Considering partition 3, note that this partition corresponds to numbers that are permutations of the form \([(3,\ 1),\ (3,\ 3),\ (1,\ x),\ (1, y)]\), where \(x\) and \(y\) are neither \(1\) or \(3\). Indeed any permutation of this form is non-repeating self-describing in base \(10\); Examples are \(31331219\) and \(17153133\).

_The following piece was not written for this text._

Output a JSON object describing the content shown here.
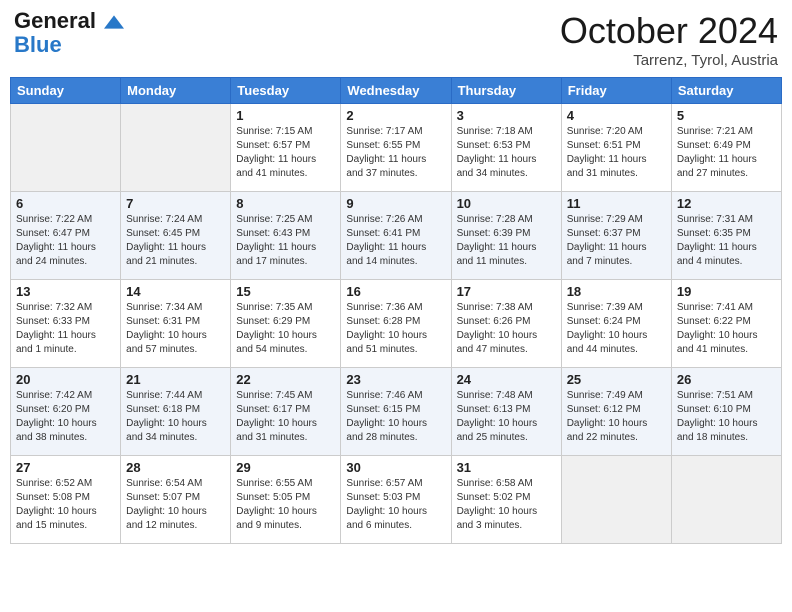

Considering partition 4, note that this partition corresponds to numbers that are permutations of the form \([(2,\ 1),\ (3,\ 2),\ (2,\ 3),\ (1, x)]\), where \(x\) is neither \(1\), \(2\), or \(3\). Any permutation of this form is non-repeating self-describing in base \(10\); Examples are \(23211632\) and \(32142321\).

This strategy of computing non-repeating self-describing numbers in base \(b\) with \(2n\) digits by considering the partitions of \(2n\) with \(n\) parts and each part less than \(b\) and then eliminating impossible partitions is remarkable effective. It is possible to express all of the non-repeating self-describing numbers in base \(10\) as permutations of particular forms, given only a pen and paper, and a few minutes.

In my next blog post, I’ll write a program that computes all non-repeating self-describing numbers in base \(b\), based on the algorithm expressed above.